STARCOP is an accurate and lightweight AI and can be run on edge devices such as the Worldfloods ML payload. STARCOP has been developed with support of the ESA Cognitive Cloud Computing in Space initiative.
Publications
CH4Net: a deep learning model for monitoring methane super-emitters with Sentinel-2 imagery
Anna Vaughan, Gonzalo Mateo-García, Luis Gómez-Chova, Vít Růžička, Luis Guanter, and Itziar Irakulis-Loitxate
Read the paper here (published: 3 May 2024)
Abstract: We present a deep learning model, CH4Net, for automated monitoring of methane super-emitters from Sentinel-2 data. When trained on images of 21 methane super-emitters from 2017–2020 and evaluated on images from 2021 this model achieves a scene-level accuracy of 0.83 and pixel-level balanced accuracy of 0.77. For individual emitters, accuracy is greater than 0.8 for 17 out of the 21 sites.
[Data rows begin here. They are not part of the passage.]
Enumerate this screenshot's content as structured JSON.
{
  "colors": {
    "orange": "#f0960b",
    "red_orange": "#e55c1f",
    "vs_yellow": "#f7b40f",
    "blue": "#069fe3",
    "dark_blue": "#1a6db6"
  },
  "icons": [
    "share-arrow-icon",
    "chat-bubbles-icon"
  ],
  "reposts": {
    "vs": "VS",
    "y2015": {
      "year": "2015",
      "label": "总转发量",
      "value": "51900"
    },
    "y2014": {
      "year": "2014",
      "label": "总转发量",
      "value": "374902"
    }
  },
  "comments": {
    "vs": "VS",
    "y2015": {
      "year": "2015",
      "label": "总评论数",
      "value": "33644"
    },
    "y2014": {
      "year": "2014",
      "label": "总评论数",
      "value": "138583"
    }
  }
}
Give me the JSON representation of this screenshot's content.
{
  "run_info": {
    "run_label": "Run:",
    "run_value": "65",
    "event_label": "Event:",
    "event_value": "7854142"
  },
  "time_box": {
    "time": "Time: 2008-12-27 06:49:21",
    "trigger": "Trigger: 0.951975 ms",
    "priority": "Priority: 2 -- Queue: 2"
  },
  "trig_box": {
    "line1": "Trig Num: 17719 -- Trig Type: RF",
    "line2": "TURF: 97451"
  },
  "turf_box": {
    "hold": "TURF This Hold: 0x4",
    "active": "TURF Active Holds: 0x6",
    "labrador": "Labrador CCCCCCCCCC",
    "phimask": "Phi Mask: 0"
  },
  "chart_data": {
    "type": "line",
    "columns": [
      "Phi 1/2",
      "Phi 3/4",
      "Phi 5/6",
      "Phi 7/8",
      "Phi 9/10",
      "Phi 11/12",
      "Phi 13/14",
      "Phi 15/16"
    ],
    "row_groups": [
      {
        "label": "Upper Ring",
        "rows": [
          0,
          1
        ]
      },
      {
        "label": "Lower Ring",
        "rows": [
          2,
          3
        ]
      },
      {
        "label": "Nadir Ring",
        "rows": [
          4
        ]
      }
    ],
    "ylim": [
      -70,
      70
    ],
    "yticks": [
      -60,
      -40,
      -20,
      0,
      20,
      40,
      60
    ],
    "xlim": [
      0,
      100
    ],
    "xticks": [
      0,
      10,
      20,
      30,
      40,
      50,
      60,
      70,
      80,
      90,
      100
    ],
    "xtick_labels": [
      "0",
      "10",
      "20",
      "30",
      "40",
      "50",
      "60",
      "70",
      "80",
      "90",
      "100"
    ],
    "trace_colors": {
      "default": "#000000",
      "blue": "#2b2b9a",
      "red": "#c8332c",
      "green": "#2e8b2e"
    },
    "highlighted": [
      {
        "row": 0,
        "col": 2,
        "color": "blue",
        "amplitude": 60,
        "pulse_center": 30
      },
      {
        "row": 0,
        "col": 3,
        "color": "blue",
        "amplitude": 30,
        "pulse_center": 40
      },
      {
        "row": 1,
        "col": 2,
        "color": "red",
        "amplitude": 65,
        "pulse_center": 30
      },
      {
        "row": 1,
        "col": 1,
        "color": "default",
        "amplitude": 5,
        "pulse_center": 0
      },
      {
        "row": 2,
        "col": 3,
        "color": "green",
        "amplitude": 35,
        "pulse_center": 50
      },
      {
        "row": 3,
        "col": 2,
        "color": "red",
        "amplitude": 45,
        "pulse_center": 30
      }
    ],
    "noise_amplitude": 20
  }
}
We further demonstrate that CH4Net can successfully be applied to monitor two superemitter locations with similar background characteristics not included in the training set, with accuracies of 0.92 and 0.96. In addition to the CH4Net model we compile and open source a hand annotated training dataset consisting of 925 methane plume masks.
Journal Top 100 of 2023
Semantic segmentation of methane plumes with hyperspectral machine learning models
Vít Růžička, Gonzalo Mateo-Garcia,Luis Gómez-Chova,Anna Vaughan,Luis Guanter & Andrew Markham
Read the paper here (published: 17 November 2023)
Abstract: Methane is the second most important greenhouse gas contributor to climate change; at the same time its reduction has been denoted as one of the fastest pathways to preventing temperature growth due to its short atmospheric lifetime. In particular, the mitigation of active point-sources associated with the fossil fuel industry has a strong and cost-effective mitigation potential. Detection of methane plumes in remote sensing data is possible, but the existing approaches exhibit high false positive rates and need manual intervention. Machine learning research in this area is limited due to the lack of large real-world annotated datasets. In this work, we are publicly releasing a machine learning ready dataset with manually refined annotation of methane plumes. We present labelled hyperspectral data from the AVIRIS-NG sensor and provide simulated multispectral WorldView-3 views of the same data to allow for model benchmarking across hyperspectral and multispectral sensors. We propose sensor agnostic machine learning architectures, using classical methane enhancement products as input features. Our HyperSTARCOP model outperforms strong matched filter baseline by over 25% in F1 score, while reducing its false positive rate per classified tile by over 41.83%. Additionally, we demonstrate zero-shot generalisation of our trained model on data from the EMIT hyperspectral instrument, despite the differences in the spectral and spatial resolution between the two sensors: in an annotated subset of EMIT images HyperSTARCOP achieves a 40% gain in F1 score over the baseline.